All six of our little Yetis will gather at our hearth on Christmas Eve.  Their collective decibel level is louder than a carnival barker.  Carter is our perpetual punch-line. The high octane level, (part excitement and part astronomical amounts of blood sugar,) causes the tribe to accelerate in a primitive, angular rhythm requiring high speed stop-motion photography to see each of them clearly. They rumble and tumble through the front door like miniature sumo wrestlers, body-slamming each other in an exuberant smack-down to see who can get to the gifts under the tree first.

   I personally know that Santa has a high threshold for mischief, because we own a debt greater than the national deficit.  I obliterated our budget while single-handedly jump-starting the economy.  If Santa strictly adhered to his “Naughty and Nice” code of conduct, it would be much less expensive.  Santa is benevolent, if a little mentally defective.

And I am ready.  I’ve decorated, baked (that’s a total lie!) wrapped, cleaned, sung Christmas carols, and I’ve called each reindeer by name…(some aliases are best left unrecorded.)  And I’ve listened to Asher sing “I Want a Hippopotamus for Christmas” more times than Sarah Palin’s appeared on TV…I never get tired of Asher. The house is a scene of domestic bliss straight out of Dickens.
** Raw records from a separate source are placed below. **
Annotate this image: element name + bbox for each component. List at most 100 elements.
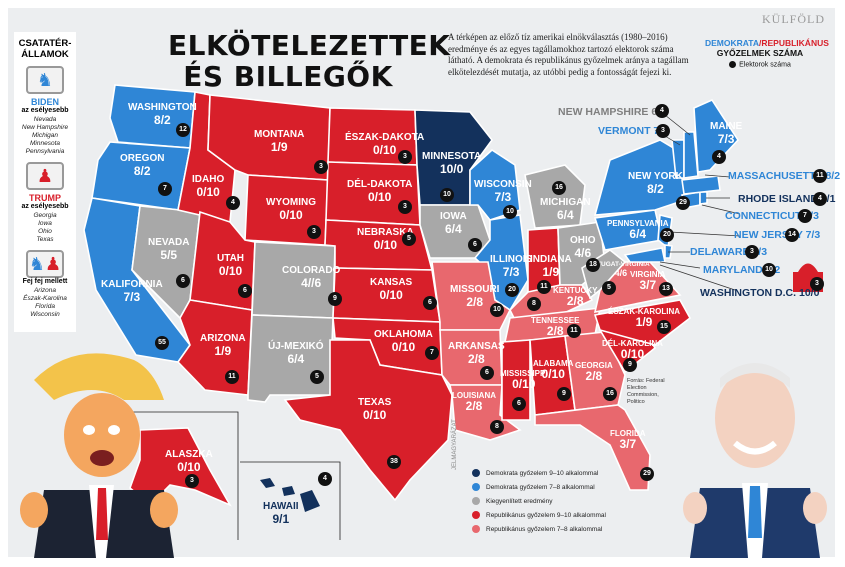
elector-badge-al: 9 [557,387,571,401]
state-score: 0/10 [379,287,403,302]
state-name: DELAWARE [690,246,750,258]
state-name: DÉL-KAROLINA [602,339,663,348]
intro-text: A térképen az előző tíz amerikai elnökvá… [448,32,689,77]
legend-label: Republikánus győzelem 7–8 alkalommal [486,525,603,533]
legend-item: Demokrata győzelem 9–10 alkalommal [472,466,622,480]
trump-states: Georgia Iowa Ohio Texas [14,212,76,244]
state-name: MONTANA [254,129,305,140]
state-hawaii [260,478,320,512]
elector-badge-nv: 6 [176,274,190,288]
title-line-2: ÉS BILLEGŐK [183,60,393,93]
legend-wins-label: GYŐZELMEK SZÁMA [716,48,804,58]
state-score: 7/3 [805,229,821,241]
state-rhode-island [699,191,708,205]
label-oklahoma: OKLAHOMA 0/10 [374,329,433,354]
elector-badge-il: 20 [505,283,519,297]
state-name: NEW YORK [628,171,683,182]
callout-dc: WASHINGTON D.C. 10/0 [700,287,819,299]
elector-badge-oh: 18 [586,258,600,272]
callout-new-hampshire: NEW HAMPSHIRE 6/4 [558,106,666,118]
state-score: 0/10 [368,189,392,204]
state-name: WYOMING [266,197,316,208]
biden-sub: az esélyesebb [21,107,69,114]
state-score: 0/10 [279,207,303,222]
trump-sub: az esélyesebb [21,203,69,210]
elector-badge-la: 8 [490,420,504,434]
state-name: TENNESSEE [531,316,580,325]
elector-badge-ca: 55 [155,336,169,350]
elector-badge-vt: 3 [656,124,670,138]
label-arkansas: ARKANSAS 2/8 [448,341,505,365]
state-name: NEW HAMPSHIRE [558,106,649,118]
state-score: 0/10 [373,237,398,252]
trump-cartoon [20,353,178,558]
legend-swatch [472,469,480,477]
elector-badge-sc: 9 [623,358,637,372]
elector-badge-nc: 15 [657,320,671,334]
legend-rep: REPUBLIKÁNUS [761,38,829,48]
state-score: 2/8 [585,369,603,384]
label-nebraska: NEBRASKA 0/10 [357,227,414,252]
elector-badge-ak: 3 [185,474,199,488]
label-colorado: COLORADO 4//6 [282,265,341,289]
label-alaska: ALASZKA 0/10 [165,449,213,473]
label-pennsylvania: PENNSYLVANIA 6/4 [607,219,669,241]
state-score: 0/10 [541,367,565,382]
list-item: Ohio [38,228,52,235]
state-score: 4/6 [574,245,592,260]
sidebar-biden: ♞ BIDEN az esélyesebb Nevada New Hampshi… [14,66,76,156]
state-name: CONNECTICUT [725,210,802,222]
label-illinois: ILLINOIS 7/3 [490,254,532,278]
elector-badge-in: 11 [537,280,551,294]
list-item: Texas [36,236,54,243]
legend-swatch [472,483,480,491]
elector-badge-tx: 38 [387,455,401,469]
legend-elector-label: Elektorok száma [739,61,791,69]
label-florida: FLORIDA 3/7 [610,429,646,451]
label-new-york: NEW YORK 8/2 [628,171,683,195]
label-nevada: NEVADA 5/5 [148,237,189,262]
label-california: KALIFORNIA 7/3 [101,279,163,303]
state-name: UTAH [217,253,245,264]
state-score: 5/5 [160,247,178,262]
elector-badge-wi: 10 [503,205,517,219]
label-idaho: IDAHO 0/10 [192,174,224,198]
label-kansas: KANSAS 0/10 [370,277,412,302]
state-name: VERMONT [598,125,651,137]
state-score: 8/2 [154,112,171,127]
elector-badge-mi: 16 [552,181,566,195]
state-new-hampshire [683,131,699,179]
state-score: 8/2 [133,163,151,178]
state-score: 0/10 [391,339,416,354]
callout-new-jersey: NEW JERSEY 7/3 [734,229,820,241]
state-name: MINNESOTA [422,151,482,162]
elector-badge-de: 3 [745,245,759,259]
state-score: 2/8 [546,324,564,339]
state-name: WASHINGTON D.C. [700,287,797,299]
state-name: ÉSZAK-DAKOTA [345,132,425,143]
state-score: 0/10 [218,263,243,278]
elector-badge-mt: 3 [314,160,328,174]
label-alabama: ALABAMA 0/10 [533,359,573,382]
elector-badge-ar: 6 [480,366,494,380]
state-name: ARKANSAS [448,341,505,352]
elector-badge-wv: 5 [602,281,616,295]
list-item: Michigan [31,132,58,139]
elector-badge-wa: 12 [176,123,190,137]
legend-item: Demokrata győzelem 7–8 alkalommal [472,480,622,494]
state-name: LOUISIANA [452,391,496,400]
label-south-dakota: DÉL-DAKOTA 0/10 [347,179,412,204]
state-score: 1/9 [542,264,560,279]
list-item: Arizona [33,287,57,294]
list-item: Minnesota [30,140,60,147]
legend-slash: / [758,38,762,48]
tossup-label: Fej fej mellett [22,278,68,285]
donkey-icon: ♞ [26,66,64,94]
legend-party-line: DEMOKRATA/REPUBLIKÁNUS [705,38,829,48]
elector-badge-fl: 29 [640,467,654,481]
state-name: COLORADO [282,265,341,276]
state-alaska [129,427,232,507]
legend-item: Republikánus győzelem 9–10 alkalommal [472,508,622,522]
elector-badge-sd: 3 [398,200,412,214]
The only thing left to do now is shout “HOOAH!” at the appropriate times and feign shock at Santa’s generosity…and tolerance.  It takes a tremendous amount of time and resources to perpetuate the myth of a paranormal jolly, fat, hairy stranger whose mode of travel defies gravity and contradicts the logic of astrophysicists.  But Grandmas are hard wired for saturation gifting.

I won’t be making too many psychological projections for the coming year.  Nor resolutions, for that matter.  I’ll probably spend the greater portion of the next few months just imposing order from the impending Christmas morning upheaval.  But I will watch for new stars in the heavens, no doubt the result of geo-magnetic phenomenon, and 
be amazed at the light, not the dark.  Black holes are not my thing.

And Dennis will be with me.  Merry Christmas.